Spotify is close to having 100 million users, with 30 million of them being subscribers who pay for the ad-free service. By comparison, Apple Music, which launched last year, has 13 million paying subscribers. Still, Spotify is searching for a way to boost revenues.
For more on this, The Frame interviewed Matthias Verbegt, staff writer for the Wall Street Journal, who covers Spotify from Stockholm, where the company is based. He gave The Frame an overview of how the streaming platform is doing financially.
Given its large advantage, is Spotify profitable, or are they following the Amazon model of spending a lot on content acquisition and marketing and growth, and not focused on profits?
Almost 80 percent of all the revenue of more than $2 billion that Spotify earns goes back to the record label and the artists. The negotiating margin for Spotify is pretty thin on this. Yesterday they released the results for 2015 and they had a loss of $193 million, which is seven percent more than the year before. At the same time, for record labels, revenue for streaming is becoming increasingly more important as the sales of physical products like CDs are still going down. So, Spotify, the world's biggest streaming service, and the record labels both need each other.
Spotify said in its financial filings that it would continue making investments in developing new products. Any idea what those products could be?

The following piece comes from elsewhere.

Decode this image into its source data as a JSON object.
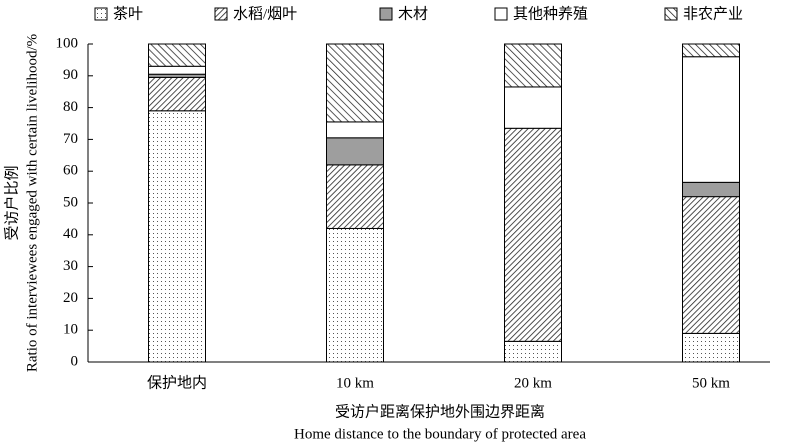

They're investing a lot to do things with the masses of data that they aggregate from all their users. Spotify has been around since 2006 so from its users, it has huge amounts of data of what kind of music they have been listening to. They really try to use that information to provide people with even more tailored services and more suggested music. Also to lure artists to their platform because they can provide artists with huge amounts of data [about] their own fanbase.
Given how much money Spotify pays to record labels in royalties, is there any way that Spotify could start its own record label or get artists exclusively on Spotify?
Spotify's competitors like Tidal and Apple Music have been trying to lure artists to their platform with exclusive agreements. This is something that Spotify has been a little bit restrained in. They haven't done it to that extent because they are the market leader. Now, since Tidal and Apple are being very aggressive, it may well be that Spotify will begin to look for exclusive agreements with artists as well.
If I'm a recording artist and I'm trying to choose between Spotify, Tidal, Apple Music or Pandora, is there something that any of them can offer me that will make me want to go there? What are those negotiations over?
Tidal has said that it pays the most in royalties to artists, so that's why some artists are going for exclusive deals with them. At the same time, Spotify can offer artists great data and value to see what kind of users they have, what kind of people listen to their music, where they are listening, and where to organize the next concert, where to invest in marketing. That's the advantage of Spotify. Apple has the huge iTunes database and knowledge. They all have their advantages.
What is Spotify's plan to continue to grow?
Spotify is currently available in some 60 countries, which is less than Apple Music. It will definitely be trying to expand to new countries and new markets. At the same time, they're also trying to get more people to subscribe to their paid service, as percent of their revenue comes from paid subscribers. Yesterday they launched a new family plan by which members of one family can listen to ad-free music for $14.99 per month. They're really trying to get people to pay more as they realize that advertisements doesn't bring in that much money.